Displacement: Consider a reference particle moving on a circle of reference of radius a with uniform angular velocity ω. Let the particle start from the point X and trace angular distance θ radian in time t as it reaches the point P.
Therefore, ω = \(\frac{\theta}{t}\) or θ = ωt.
Let the projection of the particle P on diameter YOY’ be at M. Then OM = y is the displacement in S.H.M. at time t.

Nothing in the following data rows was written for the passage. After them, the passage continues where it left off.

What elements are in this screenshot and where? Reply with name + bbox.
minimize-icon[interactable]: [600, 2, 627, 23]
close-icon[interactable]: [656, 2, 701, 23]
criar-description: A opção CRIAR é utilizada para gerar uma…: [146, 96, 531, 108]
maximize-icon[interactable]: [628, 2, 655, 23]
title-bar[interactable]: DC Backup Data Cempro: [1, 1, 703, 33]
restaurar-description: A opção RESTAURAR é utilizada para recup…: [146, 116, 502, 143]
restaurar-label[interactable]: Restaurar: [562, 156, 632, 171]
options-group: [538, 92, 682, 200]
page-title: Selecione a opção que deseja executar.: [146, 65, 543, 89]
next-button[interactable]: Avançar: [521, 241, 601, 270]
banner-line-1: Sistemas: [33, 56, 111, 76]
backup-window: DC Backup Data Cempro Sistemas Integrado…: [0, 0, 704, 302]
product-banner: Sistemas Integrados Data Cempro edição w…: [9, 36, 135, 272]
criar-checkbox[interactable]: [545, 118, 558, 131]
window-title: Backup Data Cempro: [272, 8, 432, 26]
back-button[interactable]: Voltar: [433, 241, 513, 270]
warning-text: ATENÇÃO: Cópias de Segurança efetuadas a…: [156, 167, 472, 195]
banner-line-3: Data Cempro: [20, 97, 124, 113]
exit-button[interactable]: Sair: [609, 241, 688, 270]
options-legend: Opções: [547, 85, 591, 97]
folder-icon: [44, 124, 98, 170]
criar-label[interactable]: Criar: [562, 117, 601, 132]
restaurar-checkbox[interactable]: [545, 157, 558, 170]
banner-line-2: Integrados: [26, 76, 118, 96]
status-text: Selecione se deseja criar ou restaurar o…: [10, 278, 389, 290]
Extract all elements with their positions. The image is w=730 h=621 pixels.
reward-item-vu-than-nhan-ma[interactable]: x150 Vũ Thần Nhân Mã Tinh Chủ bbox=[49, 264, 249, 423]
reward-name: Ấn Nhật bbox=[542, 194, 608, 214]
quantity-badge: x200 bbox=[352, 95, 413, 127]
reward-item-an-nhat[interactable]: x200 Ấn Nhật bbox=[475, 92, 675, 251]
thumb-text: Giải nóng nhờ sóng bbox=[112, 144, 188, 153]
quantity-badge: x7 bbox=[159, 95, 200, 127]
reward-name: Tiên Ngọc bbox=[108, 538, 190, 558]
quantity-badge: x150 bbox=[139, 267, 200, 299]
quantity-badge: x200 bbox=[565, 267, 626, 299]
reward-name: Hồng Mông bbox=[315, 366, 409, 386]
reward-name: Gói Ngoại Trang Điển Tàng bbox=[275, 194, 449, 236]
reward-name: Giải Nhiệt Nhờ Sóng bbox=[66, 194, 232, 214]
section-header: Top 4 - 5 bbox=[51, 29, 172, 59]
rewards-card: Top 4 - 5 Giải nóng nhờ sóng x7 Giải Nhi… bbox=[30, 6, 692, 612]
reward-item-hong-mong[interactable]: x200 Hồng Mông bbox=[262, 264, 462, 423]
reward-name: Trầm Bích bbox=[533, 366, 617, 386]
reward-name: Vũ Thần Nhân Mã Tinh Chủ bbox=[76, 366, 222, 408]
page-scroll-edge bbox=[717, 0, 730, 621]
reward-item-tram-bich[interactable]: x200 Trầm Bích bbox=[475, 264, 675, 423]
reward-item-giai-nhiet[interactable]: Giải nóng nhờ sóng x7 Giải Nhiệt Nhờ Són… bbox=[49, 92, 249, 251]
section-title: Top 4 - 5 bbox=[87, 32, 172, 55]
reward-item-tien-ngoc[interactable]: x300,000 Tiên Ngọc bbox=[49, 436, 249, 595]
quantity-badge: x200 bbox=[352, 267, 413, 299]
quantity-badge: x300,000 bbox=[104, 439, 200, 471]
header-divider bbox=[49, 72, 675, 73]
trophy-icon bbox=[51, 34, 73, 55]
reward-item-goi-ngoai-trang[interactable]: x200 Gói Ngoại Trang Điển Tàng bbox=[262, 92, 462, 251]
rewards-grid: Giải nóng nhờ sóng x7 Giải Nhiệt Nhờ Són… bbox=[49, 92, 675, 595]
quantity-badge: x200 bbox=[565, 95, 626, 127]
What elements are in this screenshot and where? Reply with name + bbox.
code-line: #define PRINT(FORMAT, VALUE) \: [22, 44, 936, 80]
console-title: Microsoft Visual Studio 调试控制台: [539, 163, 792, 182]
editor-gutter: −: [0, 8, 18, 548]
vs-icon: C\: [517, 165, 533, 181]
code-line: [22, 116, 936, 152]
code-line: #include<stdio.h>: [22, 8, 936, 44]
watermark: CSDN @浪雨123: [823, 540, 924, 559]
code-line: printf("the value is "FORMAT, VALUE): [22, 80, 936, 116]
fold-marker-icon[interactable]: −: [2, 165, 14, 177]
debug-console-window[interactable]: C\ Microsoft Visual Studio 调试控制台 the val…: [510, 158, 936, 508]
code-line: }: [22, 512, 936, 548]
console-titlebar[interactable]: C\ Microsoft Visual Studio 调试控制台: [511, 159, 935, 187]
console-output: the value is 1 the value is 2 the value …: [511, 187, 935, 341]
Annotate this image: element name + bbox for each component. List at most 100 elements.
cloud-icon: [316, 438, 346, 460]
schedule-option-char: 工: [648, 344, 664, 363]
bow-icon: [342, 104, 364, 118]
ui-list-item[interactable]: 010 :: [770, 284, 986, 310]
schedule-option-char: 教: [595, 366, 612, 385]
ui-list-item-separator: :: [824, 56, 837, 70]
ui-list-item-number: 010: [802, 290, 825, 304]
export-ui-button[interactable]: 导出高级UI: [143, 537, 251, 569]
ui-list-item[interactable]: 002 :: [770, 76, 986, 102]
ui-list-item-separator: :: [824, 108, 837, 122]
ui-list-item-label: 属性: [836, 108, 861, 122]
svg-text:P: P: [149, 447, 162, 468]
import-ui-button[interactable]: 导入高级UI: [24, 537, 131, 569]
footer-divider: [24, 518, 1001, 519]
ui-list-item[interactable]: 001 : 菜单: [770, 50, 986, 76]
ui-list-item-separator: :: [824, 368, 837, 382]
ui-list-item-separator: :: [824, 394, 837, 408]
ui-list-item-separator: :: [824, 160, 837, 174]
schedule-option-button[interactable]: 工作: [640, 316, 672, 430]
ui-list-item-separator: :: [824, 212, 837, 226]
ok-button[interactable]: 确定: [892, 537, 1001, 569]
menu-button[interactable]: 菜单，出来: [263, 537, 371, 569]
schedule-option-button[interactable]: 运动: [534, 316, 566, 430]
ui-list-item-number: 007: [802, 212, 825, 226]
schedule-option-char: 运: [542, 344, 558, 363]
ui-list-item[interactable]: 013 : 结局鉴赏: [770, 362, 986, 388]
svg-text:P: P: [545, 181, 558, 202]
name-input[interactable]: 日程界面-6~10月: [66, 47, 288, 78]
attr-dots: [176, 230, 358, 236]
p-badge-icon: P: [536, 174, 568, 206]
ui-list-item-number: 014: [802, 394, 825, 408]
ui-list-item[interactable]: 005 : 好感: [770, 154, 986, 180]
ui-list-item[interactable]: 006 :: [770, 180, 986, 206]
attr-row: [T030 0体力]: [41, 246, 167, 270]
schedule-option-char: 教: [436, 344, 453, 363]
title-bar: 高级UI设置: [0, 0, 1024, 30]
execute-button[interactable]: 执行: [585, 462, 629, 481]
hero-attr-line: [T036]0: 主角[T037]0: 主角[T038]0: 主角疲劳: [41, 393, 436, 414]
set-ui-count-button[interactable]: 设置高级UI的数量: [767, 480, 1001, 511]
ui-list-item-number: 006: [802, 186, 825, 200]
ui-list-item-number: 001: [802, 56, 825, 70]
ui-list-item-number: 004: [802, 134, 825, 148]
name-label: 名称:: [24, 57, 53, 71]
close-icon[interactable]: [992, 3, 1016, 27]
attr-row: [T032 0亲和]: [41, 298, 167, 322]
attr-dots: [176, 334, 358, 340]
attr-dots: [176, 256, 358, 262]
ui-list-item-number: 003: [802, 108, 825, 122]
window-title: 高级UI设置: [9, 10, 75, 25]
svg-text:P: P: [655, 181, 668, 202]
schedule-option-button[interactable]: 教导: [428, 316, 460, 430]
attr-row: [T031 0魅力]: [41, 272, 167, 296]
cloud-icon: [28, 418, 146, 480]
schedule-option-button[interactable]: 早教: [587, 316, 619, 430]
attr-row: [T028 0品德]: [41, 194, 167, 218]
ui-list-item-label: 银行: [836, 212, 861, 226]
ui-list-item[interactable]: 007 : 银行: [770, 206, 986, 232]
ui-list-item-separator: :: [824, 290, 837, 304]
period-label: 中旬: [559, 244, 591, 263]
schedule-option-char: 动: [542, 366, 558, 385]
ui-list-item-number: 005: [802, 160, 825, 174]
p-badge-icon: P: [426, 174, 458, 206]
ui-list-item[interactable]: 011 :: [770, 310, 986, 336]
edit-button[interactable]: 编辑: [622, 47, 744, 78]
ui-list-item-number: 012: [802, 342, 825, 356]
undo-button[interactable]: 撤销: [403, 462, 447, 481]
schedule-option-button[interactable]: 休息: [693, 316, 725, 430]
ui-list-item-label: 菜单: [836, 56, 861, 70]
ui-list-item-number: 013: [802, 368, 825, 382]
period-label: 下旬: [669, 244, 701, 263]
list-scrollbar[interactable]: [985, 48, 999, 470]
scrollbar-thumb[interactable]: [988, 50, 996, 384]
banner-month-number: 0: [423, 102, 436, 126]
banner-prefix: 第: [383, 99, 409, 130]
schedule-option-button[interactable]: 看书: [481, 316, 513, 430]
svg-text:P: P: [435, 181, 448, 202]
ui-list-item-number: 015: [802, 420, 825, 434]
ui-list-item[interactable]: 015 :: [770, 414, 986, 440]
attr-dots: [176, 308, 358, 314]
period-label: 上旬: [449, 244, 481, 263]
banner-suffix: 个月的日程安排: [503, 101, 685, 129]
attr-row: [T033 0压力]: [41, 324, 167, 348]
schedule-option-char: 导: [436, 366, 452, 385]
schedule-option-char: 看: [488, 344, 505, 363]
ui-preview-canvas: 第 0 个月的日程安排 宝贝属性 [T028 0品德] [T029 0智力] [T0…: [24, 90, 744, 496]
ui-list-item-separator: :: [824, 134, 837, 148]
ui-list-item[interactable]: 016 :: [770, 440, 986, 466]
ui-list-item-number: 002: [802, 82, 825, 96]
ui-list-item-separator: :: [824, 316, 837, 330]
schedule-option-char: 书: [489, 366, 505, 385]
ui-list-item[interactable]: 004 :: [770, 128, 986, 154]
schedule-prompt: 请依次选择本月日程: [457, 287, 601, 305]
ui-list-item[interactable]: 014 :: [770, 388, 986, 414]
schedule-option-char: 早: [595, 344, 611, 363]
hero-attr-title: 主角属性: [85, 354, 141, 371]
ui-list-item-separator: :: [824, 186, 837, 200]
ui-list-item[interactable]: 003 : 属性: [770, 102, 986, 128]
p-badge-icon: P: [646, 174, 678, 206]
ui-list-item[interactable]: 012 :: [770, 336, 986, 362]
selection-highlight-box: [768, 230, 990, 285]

In ∆OPM, sin θ = \(\frac{OM}{OP}\) = \(\frac{y}{a}\)
or y = a sin θ = a sin ωt …(i)
Important notes.
(i) If projection of P is taken on diameter XOX’, then point N will be executing S.H.M. Here, ON = x = Displacement in S.H.M. at time t.
In ∆ONP, cos θ = \(\frac{ON}{OP}\)
or x = a cos θ = a cos ωt …(ii)
(ii) If A is the starting position of the particle of reference such that ∠AOX = ϕ0 and ∠XOP = ωt.
Θ = ∠XOA = ωt − ϕ0
Here (−) ϕ0 is called the initial phase or epoch of S.H.M.
(iii) If B is the starting position of the particle of reference such that
∠BOX = ϕ0
∠BOP = ωt.
Θ = ∠XOP = ωt + ϕ0
From equation (i) y = a sin(ωt + φ0)
From equation (ii) x = a cos(ωt + ϕ0 )
Here (+) ϕ0 is called initial phase or epoch of S.H.M.